5. Multi-Reader Multi-Case (MRMC) Comparative Effectiveness Study
- No: An MRMC comparative effectiveness study is designed to assess the impact of a device on human reader performance, typically in the context of imaging or diagnostics. This is a surgical fixation device, and the submission is based on mechanical equivalence, not clinical diagnostic performance.
6. Standalone (Algorithm Only) Performance Study
- No: This is a physical medical device (implants and K-wires), not an algorithm or AI-based system. Therefore, standalone algorithm performance is not relevant.
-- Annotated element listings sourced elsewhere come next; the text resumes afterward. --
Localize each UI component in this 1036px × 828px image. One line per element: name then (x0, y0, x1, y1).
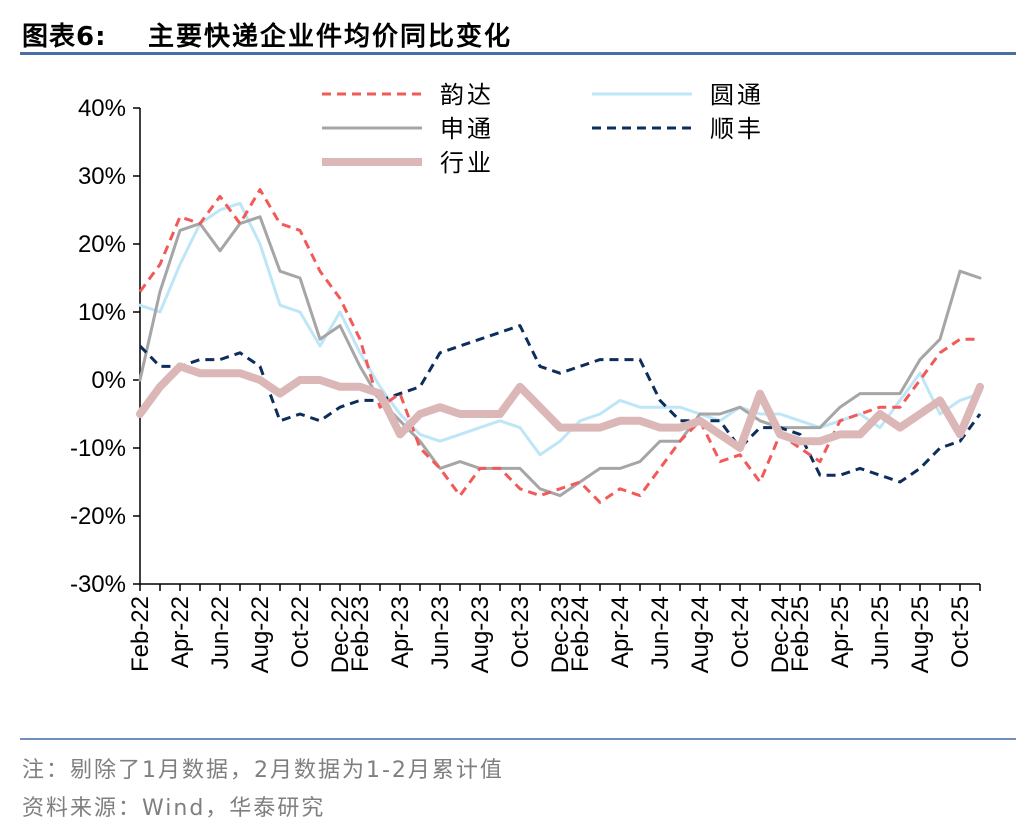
x-tick-label: Oct-25 (947, 596, 974, 668)
x-tick-label: Oct-23 (507, 596, 534, 668)
figure-header: 图表6: 主要快递企业件均价同比变化 (20, 14, 1016, 52)
y-tick-label: 0% (91, 367, 126, 394)
x-tick-label: Jun-25 (867, 596, 894, 669)
x-tick-label: Feb-23 (347, 596, 374, 672)
legend-label: 韵达 (440, 81, 494, 109)
x-tick-label: Apr-25 (827, 596, 854, 668)
x-tick-label: Apr-22 (167, 596, 194, 668)
x-tick-label: Jun-22 (207, 596, 234, 669)
x-tick-label: Apr-24 (607, 596, 634, 668)
x-tick-label: Aug-22 (247, 596, 274, 673)
x-tick-label: Dec-23 (547, 596, 574, 673)
series-line-2 (138, 215, 982, 498)
x-tick-label: Aug-23 (467, 596, 494, 673)
figure-number: 图表6: (22, 22, 107, 52)
figure-note: 注：剔除了1月数据，2月数据为1-2月累计值 (22, 758, 504, 783)
x-tick-label: Apr-23 (387, 596, 414, 668)
series-line-3 (138, 324, 982, 484)
y-tick-label: 20% (78, 231, 126, 258)
y-tick-label: -30% (70, 571, 126, 598)
x-tick-label: Oct-24 (727, 596, 754, 668)
x-tick-label: Dec-22 (327, 596, 354, 673)
footer-divider (20, 738, 1016, 740)
legend-label: 行业 (440, 149, 494, 177)
x-tick-label: Feb-24 (567, 596, 594, 672)
chart-axes: 40% 30% 20% 10% 0% -10% -20% -30%Feb-22 Apr-22 Ju… (70, 95, 981, 673)
x-tick-label: Feb-25 (787, 596, 814, 672)
legend-label: 圆通 (710, 81, 764, 109)
series-line-4 (136, 362, 984, 452)
y-tick-label: -20% (70, 503, 126, 530)
x-tick-label: Oct-22 (287, 596, 314, 668)
y-tick-label: 30% (78, 163, 126, 190)
chart-series-layer (136, 188, 984, 504)
x-tick-label: Jun-24 (647, 596, 674, 669)
figure-title: 主要快递企业件均价同比变化 (148, 22, 513, 52)
x-tick-label: Aug-25 (907, 596, 934, 673)
legend-label: 顺丰 (710, 115, 764, 143)
y-tick-label: 40% (78, 95, 126, 122)
y-tick-label: 10% (78, 299, 126, 326)
x-tick-label: Dec-24 (767, 596, 794, 673)
series-line-0 (138, 188, 980, 504)
header-divider (20, 52, 1016, 55)
x-tick-label: Jun-23 (427, 596, 454, 669)
y-tick-label: -10% (70, 435, 126, 462)
line-chart: 40% 30% 20% 10% 0% -10% -20% -30%Feb-22 Apr-22 Ju… (70, 81, 984, 673)
x-tick-label: Feb-22 (127, 596, 154, 672)
x-tick-label: Aug-24 (687, 596, 714, 673)
figure-source: 资料来源：Wind，华泰研究 (22, 796, 326, 821)
legend-label: 申通 (440, 115, 494, 143)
7. Type of Ground Truth Used
- Mechanical Standards and Predicate Device Performance: The "ground truth" for this submission is adherence to established ASTM mechanical testing standards (e.g., F382-17, F543-17) and demonstrating performance comparable to the legally marketed predicate devices (In2Bones SAS, Duafit® interphalangeal implant (K132912) and Wright Medical Technology Inc., PRO-TOE® Hammertoe Fixation System (K140148)).
8. Sample Size for the Training Set
- Not Applicable: There is no "training set" in the context of a 510(k) submission for a physical device. This terminology relates to machine learning models, which are not involved here.
9. How the Ground Truth for the Training Set Was Established
- Not Applicable: As there is no training set or machine learning involved, this question is not relevant.